HCUP usage requires a data use agreement and a data request.
If you have questions about this data source, please email paula.buchanan@health.slu.edu.
TriNetX is a global research network with a federated architecture. This database provides access to more than 200 million, de-identified patient lives (EHR), including demographics, diagnoses, procedures, medication orders, lab results and vital signs.
TriNetX Data Snapshot:- Free of charge to unfunded, contributing health care organizations
- Access to more than 200 million, de-identified patient lives (EHR)

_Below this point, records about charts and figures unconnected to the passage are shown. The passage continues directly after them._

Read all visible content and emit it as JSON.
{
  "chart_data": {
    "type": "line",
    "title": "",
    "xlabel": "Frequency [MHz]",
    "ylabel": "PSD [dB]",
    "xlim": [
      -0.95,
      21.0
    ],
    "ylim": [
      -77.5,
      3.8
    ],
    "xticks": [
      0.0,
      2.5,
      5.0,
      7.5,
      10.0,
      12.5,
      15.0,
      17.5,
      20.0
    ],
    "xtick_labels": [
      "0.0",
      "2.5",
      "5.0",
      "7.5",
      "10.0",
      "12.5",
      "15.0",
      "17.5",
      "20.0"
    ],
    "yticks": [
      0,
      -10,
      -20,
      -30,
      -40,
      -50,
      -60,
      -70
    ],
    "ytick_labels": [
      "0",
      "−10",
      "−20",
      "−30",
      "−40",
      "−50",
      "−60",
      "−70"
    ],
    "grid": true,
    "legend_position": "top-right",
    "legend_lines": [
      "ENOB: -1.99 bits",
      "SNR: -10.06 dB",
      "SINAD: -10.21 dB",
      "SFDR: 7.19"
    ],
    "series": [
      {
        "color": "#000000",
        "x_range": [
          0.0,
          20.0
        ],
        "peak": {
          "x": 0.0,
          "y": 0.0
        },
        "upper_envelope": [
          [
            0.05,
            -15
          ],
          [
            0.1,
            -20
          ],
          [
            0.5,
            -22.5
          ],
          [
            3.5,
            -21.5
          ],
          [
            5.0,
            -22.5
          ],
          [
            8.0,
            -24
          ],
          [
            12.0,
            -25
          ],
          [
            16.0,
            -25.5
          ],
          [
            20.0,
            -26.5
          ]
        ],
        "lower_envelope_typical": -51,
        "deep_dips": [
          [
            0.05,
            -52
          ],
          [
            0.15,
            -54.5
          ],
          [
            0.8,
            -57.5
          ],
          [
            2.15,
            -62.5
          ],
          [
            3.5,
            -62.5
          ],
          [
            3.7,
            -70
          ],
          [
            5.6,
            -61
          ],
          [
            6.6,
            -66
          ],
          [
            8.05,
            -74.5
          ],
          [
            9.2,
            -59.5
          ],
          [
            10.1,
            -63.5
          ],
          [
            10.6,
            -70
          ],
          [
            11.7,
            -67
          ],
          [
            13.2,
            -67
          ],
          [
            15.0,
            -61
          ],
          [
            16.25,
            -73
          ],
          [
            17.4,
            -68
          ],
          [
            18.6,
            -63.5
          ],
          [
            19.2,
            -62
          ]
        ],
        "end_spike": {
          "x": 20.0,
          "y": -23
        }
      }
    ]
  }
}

- EHR (demographics, diagnoses, procedures, medication orders, lab results and vital signs)
- Access to linked third-party claims and mortality data (subset of about 11.6 million)
- Limited access: Notes/reports (NLP), cancer registry, tumor registry
AHEAD personnel serve as the liaison between primary investigators and TriNetX to manage the data request process. TriNetX usage requires a data use agreement and a data request approval by TriNetX.
If you have questions about this data source, please email joanne.salas@health.slu.edu.
The All of Us Research Program from the National Institutes of Health (NIH) is one of the most diverse health databases in history. The All of Us research Hub stores health data from diverse participants across the United States, focusing on underrepresented minorities in biomedical research (POC, LGBTQIA). This database includes EHR, surveys, physical measurements, genomics and digital health data from >507,000 participants recruited from partner sites (via EHR).
Thanks to our partnership with the All of Us Research Program, any individual with a health.slu.edu email address can sign up online to access data snapshots. Click the button below to register for the All of Us Research Program and start accessing data snapshots today!
New researchers in the All of Us program will receive an initial $300 credit to kickstart their projects, assisting with preliminary storage and computational needs. These initial credits are tied to the original creator of a workspace. Once the credits are exhausted, users can resume analysis by creating or adding their own Google Billing Account. Workspaces can be shared with AHEAD personnel.
Short training courses on the National Institutes of Health website are required. Data cannot be downloaded or used outside the platform. If your research project requires additional advanced programming and analytics, please submit a service request. AHEAD personnel can use the All of Us advanced data tools (i.e. Jupyter Notebook, R-Studio) to meet your project needs.
Watch the All of Us tutorial video for an overview and demonstration of the platform's resources. The AHEAD institute can provide training materials upon request.
If you have questions about this data source, please email ahead@health.slu.edu.
Public Data Sources
The AHEAD Institute works with publicly available databases accessible via organizational websites including the Centers for Disease Control and the U.S. Department of Health and Human Services. Some examples include CDC Wonder, CDC National Center for Health Statistics and Inter-university Consortium for Political and Social Research.
Other Data Sources
The AHEAD team can work with investigator supplied data, Epic pulls, and retrospective chart reviews. The AHEAD team will work alongside investigators to select the ideal data source for all research projects.